Final answer:
The question covers College-level Mathematics, focusing on probabilities for independent uniform random variables and requires integration over specific regions to find the probabilities P(X>Y) and P(Y^2+X^2>4), while P(Y-X>4) is zero.
Step-by-step explanation:
The student's question involves probability and specifically the calculation of probabilities concerning uniform random variables X and Y in the interval [0,4]. To find P(X>Y), P(Y-X>4), and P(Y^2+X^2>4), it is necessary to understand the properties of uniform distributions, the independence of random variables, and the methods to calculate probabilities for continuous random variables. The situation described implies a two-dimensional uniform distribution where the events are independent, thus the joint probability is the product of the marginal probabilities.

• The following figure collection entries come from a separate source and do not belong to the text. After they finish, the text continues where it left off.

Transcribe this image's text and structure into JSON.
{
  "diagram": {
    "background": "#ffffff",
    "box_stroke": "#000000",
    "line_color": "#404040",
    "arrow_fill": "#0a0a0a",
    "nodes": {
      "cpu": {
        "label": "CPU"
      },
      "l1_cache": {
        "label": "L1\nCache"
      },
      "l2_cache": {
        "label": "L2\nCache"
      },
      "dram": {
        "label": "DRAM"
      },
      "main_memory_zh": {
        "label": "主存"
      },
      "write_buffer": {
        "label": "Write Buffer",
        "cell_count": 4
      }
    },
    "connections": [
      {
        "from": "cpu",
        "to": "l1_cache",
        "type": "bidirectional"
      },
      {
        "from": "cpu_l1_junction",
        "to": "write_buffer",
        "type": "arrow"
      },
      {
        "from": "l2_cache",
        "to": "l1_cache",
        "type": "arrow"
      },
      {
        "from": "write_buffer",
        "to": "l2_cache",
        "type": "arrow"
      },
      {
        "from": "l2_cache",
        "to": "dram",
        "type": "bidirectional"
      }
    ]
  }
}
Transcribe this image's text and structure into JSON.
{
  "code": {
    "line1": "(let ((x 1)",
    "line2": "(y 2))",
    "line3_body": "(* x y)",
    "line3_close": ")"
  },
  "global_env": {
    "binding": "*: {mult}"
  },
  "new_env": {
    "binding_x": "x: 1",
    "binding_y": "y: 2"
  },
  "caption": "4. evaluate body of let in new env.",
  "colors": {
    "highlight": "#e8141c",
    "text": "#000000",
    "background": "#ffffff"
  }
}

However, for P(X>Y), we need to evaluate the integral of the joint probability density function over the region where X is greater than Y. For P(Y-X>4), this probability is zero since the maximum value of Y-X given the specified range [0,4] for both variables would be 4. Lastly, to solve P(Y^2+X^2>4), we again use integration but this time over the region where the sum of the squares of X and Y is greater than 4, which is a circular region in the two-dimensional plane.
When dealing with independent events, such as X and Y, and when calculating probabilities involving inequalities (like X>Y), integrals over the relevant regions of the probability density functions are often used. For the other parts of the question addressed, there are typos that prevent accurate interpretation and calculation.